Origin: Clark Ashton Smith, "The Treader of the Dust" (1935)
It was a figure no larger than a young child, but sere and shriveled as some millennial mummy. Its hairless head, its unfeatured face, borne on a neck of skeleton thinness, were lined with a thousand reticulated wrinkles. The body was like that of some monstrous, withered abortion that had never drawn breath. The pipy arms, ending in bony claws were outthrust as if ankylosed in the posture of an eternal dreadful groping. The legs, with feet like those of a pigmy Death, were drawn tightly together as though confined by the swathings of the tomb; nor was there any movement or striding or pacing. Upright and rigid, the horror floated swiftly down the wan, deathly gray beam toward Sebastian.
— Clark Ashton Smith, "The Treader of the Dust"

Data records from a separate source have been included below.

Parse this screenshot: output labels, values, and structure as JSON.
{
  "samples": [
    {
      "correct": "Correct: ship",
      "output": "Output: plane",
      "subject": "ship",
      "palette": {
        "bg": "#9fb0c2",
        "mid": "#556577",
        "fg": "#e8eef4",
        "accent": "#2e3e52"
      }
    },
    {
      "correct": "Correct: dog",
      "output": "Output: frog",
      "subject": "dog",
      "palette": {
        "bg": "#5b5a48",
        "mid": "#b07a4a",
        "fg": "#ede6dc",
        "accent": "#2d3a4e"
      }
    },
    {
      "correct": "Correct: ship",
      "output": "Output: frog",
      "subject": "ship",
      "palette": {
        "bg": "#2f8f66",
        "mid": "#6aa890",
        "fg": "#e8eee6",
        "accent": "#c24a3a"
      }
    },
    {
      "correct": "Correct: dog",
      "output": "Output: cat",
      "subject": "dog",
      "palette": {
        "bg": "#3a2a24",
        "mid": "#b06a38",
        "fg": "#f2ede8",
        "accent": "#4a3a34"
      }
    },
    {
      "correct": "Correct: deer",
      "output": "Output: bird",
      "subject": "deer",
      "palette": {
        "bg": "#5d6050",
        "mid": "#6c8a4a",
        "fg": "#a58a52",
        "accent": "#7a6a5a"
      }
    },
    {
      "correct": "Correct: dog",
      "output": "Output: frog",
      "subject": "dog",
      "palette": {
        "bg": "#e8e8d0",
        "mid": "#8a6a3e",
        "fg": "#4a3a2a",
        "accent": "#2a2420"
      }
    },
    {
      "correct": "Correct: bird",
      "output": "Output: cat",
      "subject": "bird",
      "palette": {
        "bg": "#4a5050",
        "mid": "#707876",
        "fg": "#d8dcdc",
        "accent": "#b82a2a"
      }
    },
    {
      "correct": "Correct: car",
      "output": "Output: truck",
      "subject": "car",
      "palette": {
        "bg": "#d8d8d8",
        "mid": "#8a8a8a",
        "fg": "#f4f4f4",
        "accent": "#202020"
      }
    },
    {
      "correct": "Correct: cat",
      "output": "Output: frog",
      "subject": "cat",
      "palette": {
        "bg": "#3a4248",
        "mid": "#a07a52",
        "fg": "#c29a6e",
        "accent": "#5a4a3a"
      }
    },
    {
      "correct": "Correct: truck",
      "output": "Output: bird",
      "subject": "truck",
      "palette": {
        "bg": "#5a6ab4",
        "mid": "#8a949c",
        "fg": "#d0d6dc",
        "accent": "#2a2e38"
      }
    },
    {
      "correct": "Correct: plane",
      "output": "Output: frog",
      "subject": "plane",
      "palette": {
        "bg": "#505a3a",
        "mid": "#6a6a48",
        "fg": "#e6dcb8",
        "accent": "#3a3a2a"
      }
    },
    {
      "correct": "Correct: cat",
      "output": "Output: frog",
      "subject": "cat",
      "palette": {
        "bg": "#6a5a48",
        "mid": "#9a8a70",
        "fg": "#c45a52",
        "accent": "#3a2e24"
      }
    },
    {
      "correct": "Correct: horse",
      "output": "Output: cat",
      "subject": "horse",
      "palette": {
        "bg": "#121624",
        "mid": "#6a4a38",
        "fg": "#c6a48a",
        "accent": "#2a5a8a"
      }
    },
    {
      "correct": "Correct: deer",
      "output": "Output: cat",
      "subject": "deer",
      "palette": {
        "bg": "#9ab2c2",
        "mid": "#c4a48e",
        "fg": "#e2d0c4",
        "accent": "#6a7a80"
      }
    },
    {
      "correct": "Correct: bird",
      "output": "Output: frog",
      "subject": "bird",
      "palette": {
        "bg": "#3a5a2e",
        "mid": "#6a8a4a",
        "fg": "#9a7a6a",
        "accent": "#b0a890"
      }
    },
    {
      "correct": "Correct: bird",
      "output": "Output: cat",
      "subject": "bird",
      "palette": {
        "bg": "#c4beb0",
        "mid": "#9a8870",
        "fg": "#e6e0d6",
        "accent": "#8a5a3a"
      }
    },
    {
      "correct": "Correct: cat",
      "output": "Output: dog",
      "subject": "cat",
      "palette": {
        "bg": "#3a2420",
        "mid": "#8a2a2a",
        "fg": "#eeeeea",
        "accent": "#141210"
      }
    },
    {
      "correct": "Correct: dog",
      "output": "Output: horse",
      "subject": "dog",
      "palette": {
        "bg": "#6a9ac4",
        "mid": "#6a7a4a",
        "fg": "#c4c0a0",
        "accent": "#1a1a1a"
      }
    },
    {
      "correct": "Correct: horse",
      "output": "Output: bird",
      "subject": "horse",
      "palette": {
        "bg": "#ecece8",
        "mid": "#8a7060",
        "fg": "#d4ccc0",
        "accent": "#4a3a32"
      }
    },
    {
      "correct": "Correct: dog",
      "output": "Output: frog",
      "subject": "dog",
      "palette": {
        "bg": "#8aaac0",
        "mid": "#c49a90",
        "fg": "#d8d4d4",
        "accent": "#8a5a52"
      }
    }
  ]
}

The Great Old One Quachil Uttaus is rarely encountered, and apparently referenced only in one tome of the Mythos, the Testament of Carnamagos. He takes the form of a diminutive mummy with outstretched claws. He is the concentrated essence of corruption and decay; everything in his vicinity suffers the ravages of time, and when he is about to appear, objects begin to age inexplicably. Those who are visited by Quachil Uttaus are reduced instantly to dust, as though by the passage of long ages, and the Great Old One commonly leaves his paired footprints in the dust of his victims. This is the source of his usual title, "The Treader of the Dust."
An incantation in the Testament of Carnamagos can be used to summon Quachil Uttaus. It is dangerous even to read this incantation, though, because if the reader has even the slightest longing for death, the Great Old One may suddenly appear and annihilate him.